TIFF is currently in full swing and while there are many, many great films to screen, I recently came across a perfect gem of a movie on DVD, Electric Edwardians: The Lost Films of Mitchell and Kenyon. Sagar Mitchell and James Kenyon travelled through Edwardian Britain filming ordinary local people in the morning and then holding screenings later the same day so that these folks could delight in seeing themselves on the big screen. This was a lucrative business for a number of years until the audience tired of watching themselves and demanded narrative. The two men abandoned the business and placed the negatives beneath the floorboards of a house. Packed in tin canisters, these precious films were discovered close to a hundred years later when the building was slated to be demolished. Painstakingly and lovingly restored by the British Film Institute, Electric Edwardians is a sample of the most compelling of the found footage, set to a sublime musical score by Klive and Nigel Humberstone. As an added bonus on the DVD (which should almost be screened first), some of the films’ restorers and historians talk about the complex technological task of bringing Mitchell and Kenyon’s work back to life. Watching the documentary is one of the closest things to time travel I have ever experienced. Often the subjects look right into the lens, kids ham it up for the camera, and the net effect is as melancholy as it is magical.
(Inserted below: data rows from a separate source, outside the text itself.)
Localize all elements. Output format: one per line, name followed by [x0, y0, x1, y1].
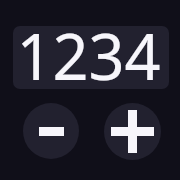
button[interactable]: Decrement: [23, 103, 79, 159]
button[interactable]: 1234: [13, 26, 169, 89]
staticText: 1234: [16, 26, 161, 89]
button[interactable]: Increment: [104, 103, 161, 160]
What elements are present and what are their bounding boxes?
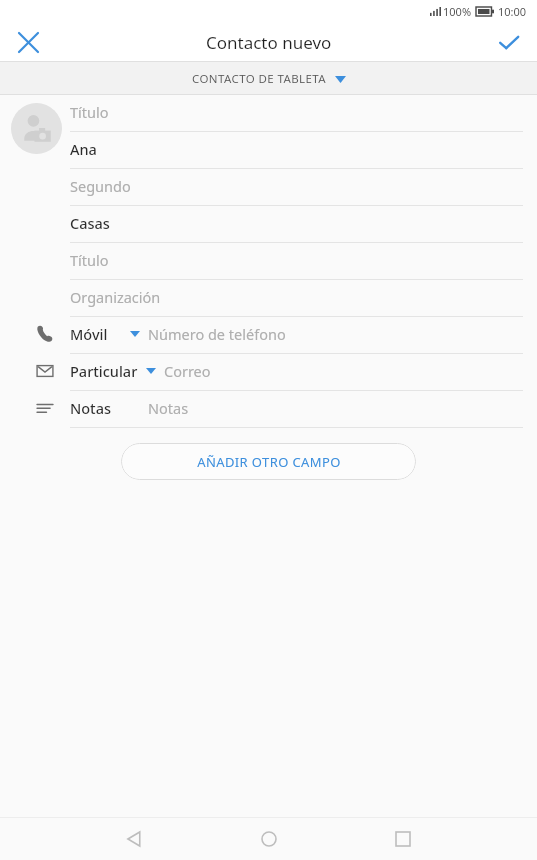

Children Phys Ed Demonstration 1904, from Electric Edwardians

Closer to home, when I was working on my film on the history of the Evergreen Brickworks, I stumbled across some early films of Toronto at the wonderful and underused City of Toronto Archives. Canada’s visual records are alas not nearly as well organized and preserved as in other countries. Much of the Libraries Canada’s collection is not available on line and can only be screened in Ottawa. It’s a real shame because nothing quite brings the past to life like a – beautifully restored – moving image.